Sama seperti di mana pun di dunia dan umum terjadi dalam sejarah, sistem yurisprudensi dilahirkan dan ditata
oleh kelas-kelas yang dominan, kasta
konservatif. Kita harus menangani
ini; kami belum
mentransformasikannya. Sejak beberapa
saat yang lalu kami (Broad Front – cttn. Ed.) seharusnya sudah mendesakkan sebuah
reformasi konstitusi, karena kalau kau tidak mengubah instrumen-instrumen
keadilan, belakangan akan kau sadari
bahwa kau terjebak di dalam kontradiksi-kontradiksi ini, oleh sebuah tembok yang sangat mengerikan. Keadilan,
seperti perempuan dengan penutup mata dan timbangan di tangannya... itu tidak
ada, karena sistem keadilan mencerminkan bobot kelas-kelas yang mendominasi
masyarakat.Instrumen keadilan dibebani oleh sejarah, yaitu sejarah pertentangan
kelas... Semua ini dipengaruhi oleh politik.

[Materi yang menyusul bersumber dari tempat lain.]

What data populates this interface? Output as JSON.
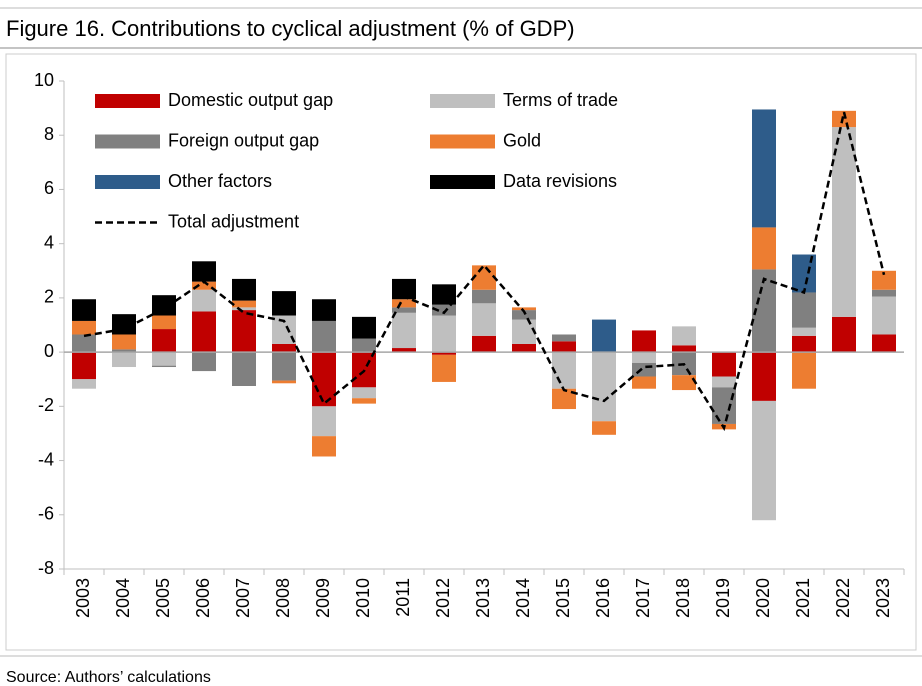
{
  "chart_data": {
    "type": "bar",
    "stacked": true,
    "title": "Figure 16. Contributions to cyclical adjustment (% of GDP)",
    "source": "Source: Authors’ calculations",
    "categories": [
      "2003",
      "2004",
      "2005",
      "2006",
      "2007",
      "2008",
      "2009",
      "2010",
      "2011",
      "2012",
      "2013",
      "2014",
      "2015",
      "2016",
      "2017",
      "2018",
      "2019",
      "2020",
      "2021",
      "2022",
      "2023"
    ],
    "series": [
      {
        "name": "Domestic output gap",
        "color": "#c00000",
        "values": [
          -1.0,
          0,
          0.85,
          1.5,
          1.55,
          0.3,
          -2.0,
          -1.3,
          0.15,
          -0.1,
          0.6,
          0.3,
          0.4,
          0,
          0.8,
          0.25,
          -0.9,
          -1.8,
          0.6,
          1.3,
          0.65
        ]
      },
      {
        "name": "Terms of trade",
        "color": "#bfbfbf",
        "values": [
          -0.35,
          -0.55,
          -0.5,
          0.8,
          0.1,
          1.05,
          -1.1,
          -0.4,
          1.3,
          1.35,
          1.2,
          0.9,
          -1.35,
          -2.55,
          -0.4,
          0.7,
          -0.4,
          -4.4,
          0.3,
          7.0,
          1.4
        ]
      },
      {
        "name": "Foreign output gap",
        "color": "#808080",
        "values": [
          0.65,
          0.1,
          -0.05,
          -0.7,
          -1.25,
          -1.05,
          1.15,
          0.5,
          0.2,
          0.4,
          0.5,
          0.35,
          0.25,
          0,
          -0.5,
          -0.85,
          -1.35,
          3.05,
          1.3,
          0,
          0.25
        ]
      },
      {
        "name": "Gold",
        "color": "#ed7d31",
        "values": [
          0.5,
          0.55,
          0.5,
          0.3,
          0.25,
          -0.1,
          -0.75,
          -0.2,
          0.3,
          -1.0,
          0.9,
          0.1,
          -0.75,
          -0.5,
          -0.45,
          -0.55,
          -0.2,
          1.55,
          -1.35,
          0.6,
          0.7
        ]
      },
      {
        "name": "Other factors",
        "color": "#2e5c8a",
        "values": [
          0,
          0,
          0,
          0,
          0,
          0,
          0,
          0,
          0,
          0,
          0,
          0,
          0,
          1.2,
          0,
          0,
          0,
          4.35,
          1.4,
          0,
          0
        ]
      },
      {
        "name": "Data revisions",
        "color": "#000000",
        "values": [
          0.8,
          0.75,
          0.75,
          0.75,
          0.8,
          0.9,
          0.8,
          0.8,
          0.75,
          0.75,
          0,
          0,
          0,
          0,
          0,
          0,
          0,
          0,
          0,
          0,
          0
        ]
      },
      {
        "name": "Total adjustment",
        "color": "#000000",
        "type": "line",
        "dashed": true,
        "values": [
          0.6,
          0.85,
          1.6,
          2.6,
          1.45,
          1.15,
          -1.9,
          -0.7,
          2.05,
          1.45,
          3.2,
          1.5,
          -1.4,
          -1.8,
          -0.55,
          -0.45,
          -2.8,
          2.7,
          2.2,
          8.85,
          2.85
        ]
      }
    ],
    "ylim": [
      -8,
      10
    ],
    "yticks": [
      -8,
      -6,
      -4,
      -2,
      0,
      2,
      4,
      6,
      8,
      10
    ],
    "grid": false,
    "legend": "top-left"
  }
}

Aku pikir tak ada aksi yang lebih politis daripada revolusi, dan semua revolusi telah menjadi fondasi
hukum, sumber yurisprudensi. Dengan
perkataan lain, kelas-kelas yang paling
dominanlah yang membentuk hukum. Itulah yang
kita butuhkan sekarang,
perubahan-perubahan demokratis – dalam arti disetujui oleh mayoritas –
sampai ke akar terdalam, yang
mencerminkan, dan pada saat yang sama memungkinkan terjadinya,
perubahan-perubahan yang dibutuhkan Uruguay pada saat sekarang ini.
CG : Marx
akan setuju denganmu.
JM : Lebih tepatnya, aku sependapat dengan Marx...
CG : Aku
ingin pindah ke sebuah topik regional, Pepe.
Misalnya Mercosur(blok beranggotakan Argentina, Brazil,
Paraguay, Uruguay dan Venezuela – pent.)(1),yang dibentuk di tahun 1989 dan masih belum beranjak
melampaui beberapa perjanjian perdagangan dan tarif (bea-masuk), yang betapa pun tidak berjalan dengan baik...

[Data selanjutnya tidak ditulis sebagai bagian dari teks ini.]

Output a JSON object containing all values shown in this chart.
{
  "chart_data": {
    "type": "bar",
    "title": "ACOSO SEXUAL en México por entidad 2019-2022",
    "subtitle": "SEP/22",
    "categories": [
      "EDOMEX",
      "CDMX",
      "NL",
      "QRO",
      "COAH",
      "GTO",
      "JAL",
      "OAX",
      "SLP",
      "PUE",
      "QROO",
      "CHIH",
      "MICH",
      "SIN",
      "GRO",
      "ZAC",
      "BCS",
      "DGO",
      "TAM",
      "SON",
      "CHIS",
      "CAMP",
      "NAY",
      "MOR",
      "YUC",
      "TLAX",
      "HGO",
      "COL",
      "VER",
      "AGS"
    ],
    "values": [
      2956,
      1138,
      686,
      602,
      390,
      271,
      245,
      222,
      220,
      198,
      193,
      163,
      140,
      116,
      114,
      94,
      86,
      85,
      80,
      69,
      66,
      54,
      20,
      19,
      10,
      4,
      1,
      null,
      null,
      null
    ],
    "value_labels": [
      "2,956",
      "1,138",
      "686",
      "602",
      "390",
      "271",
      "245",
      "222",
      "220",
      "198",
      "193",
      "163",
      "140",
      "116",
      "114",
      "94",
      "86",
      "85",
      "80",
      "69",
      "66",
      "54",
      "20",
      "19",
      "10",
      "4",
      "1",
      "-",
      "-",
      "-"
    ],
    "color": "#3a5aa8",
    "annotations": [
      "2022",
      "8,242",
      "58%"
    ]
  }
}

Apa yang kau pikirkan tentang organisasi-organisasi ini, statusnya saat
ini, dan perkembangan yang seharusnya
mereka capai ?
JM : Di Amerika
Selatan, dan di seluruh Amerika Latin, kita menghadapi sebuah tantangan besar. Jika
kita tidak membuat mekanisme-mekanisme yang terus menerus mempersatukan kita,
yang dapat menyediakan bagi kita sebuah peranan internasional yang lebih
besar, kita akan tercerai-berai seperti
banyak daun yang berhamburan ditiup angin.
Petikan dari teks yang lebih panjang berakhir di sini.